Veröffentlichung hier am 16. Januar 2012

Caritas bot spannenden Kinoabend im Corso Mayen
Rechtsanwalt kommentierte Vorgehen des Kriegsverbrechertribunals in Den Haag

Zum Foto: Rechtsanwalt Jens Dieckmann (links im Bild) stellte gegenüber Markus Göpfert fest, dass der Film „Sturm“
mehrere Parallelen zu real in Den Haag verhandelt Fällen aufweise.
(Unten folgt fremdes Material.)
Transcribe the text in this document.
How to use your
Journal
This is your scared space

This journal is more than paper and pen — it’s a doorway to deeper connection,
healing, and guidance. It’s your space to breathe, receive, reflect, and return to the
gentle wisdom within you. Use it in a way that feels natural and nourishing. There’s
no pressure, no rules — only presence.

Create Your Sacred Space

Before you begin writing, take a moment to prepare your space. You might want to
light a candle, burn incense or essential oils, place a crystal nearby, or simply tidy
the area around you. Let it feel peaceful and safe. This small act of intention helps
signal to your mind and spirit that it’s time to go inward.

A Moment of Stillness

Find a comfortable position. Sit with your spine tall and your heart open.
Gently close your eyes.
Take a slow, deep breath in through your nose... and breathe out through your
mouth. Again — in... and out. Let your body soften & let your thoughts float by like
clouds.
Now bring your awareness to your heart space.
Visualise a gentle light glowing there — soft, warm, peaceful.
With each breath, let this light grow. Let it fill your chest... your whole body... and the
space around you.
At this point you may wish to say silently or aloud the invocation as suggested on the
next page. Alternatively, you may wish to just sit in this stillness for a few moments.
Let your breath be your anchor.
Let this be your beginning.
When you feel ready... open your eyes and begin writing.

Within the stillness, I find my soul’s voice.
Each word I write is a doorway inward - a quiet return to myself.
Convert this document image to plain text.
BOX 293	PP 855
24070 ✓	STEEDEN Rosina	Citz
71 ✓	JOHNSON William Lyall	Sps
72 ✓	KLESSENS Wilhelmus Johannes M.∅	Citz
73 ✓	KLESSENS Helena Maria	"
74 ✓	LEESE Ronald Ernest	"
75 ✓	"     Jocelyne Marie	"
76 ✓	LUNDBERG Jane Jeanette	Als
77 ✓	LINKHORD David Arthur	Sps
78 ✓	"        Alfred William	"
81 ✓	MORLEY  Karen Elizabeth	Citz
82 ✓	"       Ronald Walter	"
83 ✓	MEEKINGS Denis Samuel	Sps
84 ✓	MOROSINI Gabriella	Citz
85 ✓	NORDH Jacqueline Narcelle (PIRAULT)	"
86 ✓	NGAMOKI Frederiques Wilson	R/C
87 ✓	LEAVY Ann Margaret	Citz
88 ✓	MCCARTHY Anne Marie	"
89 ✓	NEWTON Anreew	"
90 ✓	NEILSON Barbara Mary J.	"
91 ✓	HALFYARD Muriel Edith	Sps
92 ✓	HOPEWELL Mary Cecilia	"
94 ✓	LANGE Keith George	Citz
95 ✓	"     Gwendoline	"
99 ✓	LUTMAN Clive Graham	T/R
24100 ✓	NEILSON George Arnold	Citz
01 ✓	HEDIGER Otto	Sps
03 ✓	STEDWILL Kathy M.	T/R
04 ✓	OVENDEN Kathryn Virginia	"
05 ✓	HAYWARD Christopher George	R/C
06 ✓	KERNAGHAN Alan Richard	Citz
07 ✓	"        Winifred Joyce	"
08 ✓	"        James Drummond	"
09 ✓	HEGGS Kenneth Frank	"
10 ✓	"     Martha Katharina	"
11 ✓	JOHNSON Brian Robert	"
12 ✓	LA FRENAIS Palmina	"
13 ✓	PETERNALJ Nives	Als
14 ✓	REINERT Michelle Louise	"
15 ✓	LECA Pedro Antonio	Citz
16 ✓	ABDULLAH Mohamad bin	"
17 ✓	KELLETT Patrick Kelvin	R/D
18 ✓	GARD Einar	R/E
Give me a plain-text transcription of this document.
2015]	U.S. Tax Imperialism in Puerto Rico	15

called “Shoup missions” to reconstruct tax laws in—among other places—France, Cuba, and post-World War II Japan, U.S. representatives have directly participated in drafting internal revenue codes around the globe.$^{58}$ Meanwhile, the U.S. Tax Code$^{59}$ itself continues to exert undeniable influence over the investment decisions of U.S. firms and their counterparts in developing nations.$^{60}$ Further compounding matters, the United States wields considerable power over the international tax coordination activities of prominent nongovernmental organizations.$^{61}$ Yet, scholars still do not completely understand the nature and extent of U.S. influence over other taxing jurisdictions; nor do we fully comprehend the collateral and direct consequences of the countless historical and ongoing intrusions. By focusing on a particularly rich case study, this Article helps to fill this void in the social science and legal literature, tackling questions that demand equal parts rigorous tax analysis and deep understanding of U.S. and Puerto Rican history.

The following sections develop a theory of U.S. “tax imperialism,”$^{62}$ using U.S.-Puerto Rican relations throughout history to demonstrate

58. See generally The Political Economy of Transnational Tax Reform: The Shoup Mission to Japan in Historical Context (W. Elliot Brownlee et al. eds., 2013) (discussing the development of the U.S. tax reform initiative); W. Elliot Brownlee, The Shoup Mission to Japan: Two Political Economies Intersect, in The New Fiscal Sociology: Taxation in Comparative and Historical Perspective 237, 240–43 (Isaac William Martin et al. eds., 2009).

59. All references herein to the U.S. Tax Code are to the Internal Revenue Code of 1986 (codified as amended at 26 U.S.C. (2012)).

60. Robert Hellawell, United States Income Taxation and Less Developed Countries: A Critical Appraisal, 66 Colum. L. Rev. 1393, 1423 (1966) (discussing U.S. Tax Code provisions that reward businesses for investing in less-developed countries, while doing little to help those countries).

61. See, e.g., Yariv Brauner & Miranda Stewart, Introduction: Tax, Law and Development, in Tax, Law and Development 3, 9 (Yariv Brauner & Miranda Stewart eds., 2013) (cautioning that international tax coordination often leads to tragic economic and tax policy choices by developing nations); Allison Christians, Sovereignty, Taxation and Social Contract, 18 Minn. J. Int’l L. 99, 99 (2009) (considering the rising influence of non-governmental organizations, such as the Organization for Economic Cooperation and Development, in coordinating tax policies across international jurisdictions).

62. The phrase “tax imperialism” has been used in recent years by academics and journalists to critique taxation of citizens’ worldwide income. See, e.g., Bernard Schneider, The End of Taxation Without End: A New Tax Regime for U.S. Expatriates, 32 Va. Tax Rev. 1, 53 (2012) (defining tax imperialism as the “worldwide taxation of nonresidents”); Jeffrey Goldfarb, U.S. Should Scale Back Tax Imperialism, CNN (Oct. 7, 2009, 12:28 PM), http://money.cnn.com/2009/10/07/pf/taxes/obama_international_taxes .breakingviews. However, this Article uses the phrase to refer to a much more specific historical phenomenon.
Caritasmitarbeiterin Sonja Lauterbach bedankte sich gleich zu Beginn bei Friederike Mühlhäusler und Thomas Schneckenburger, die schon seit vielen Jahren dem Caritasverband ihr Kino einmal im Jahr zur Verfügung stellen. Im großen Saal des Corso-Kinos Mayen hatte der Fachdienst Migration, Caritasverband Rhein-Mosel-Ahr e.V., zu einem spannenden Kinoabend geladen. Gezeigt wurde in diesem Jahr der gelungene Thriller „STURM“ von Hans-Christian Schmid, der ethnische Säuberungen und Vergewaltigungen während des Krieges im ehemaligen Jugoslawien und das Kriegsverbrechertribunal in Den Haag thematisierte.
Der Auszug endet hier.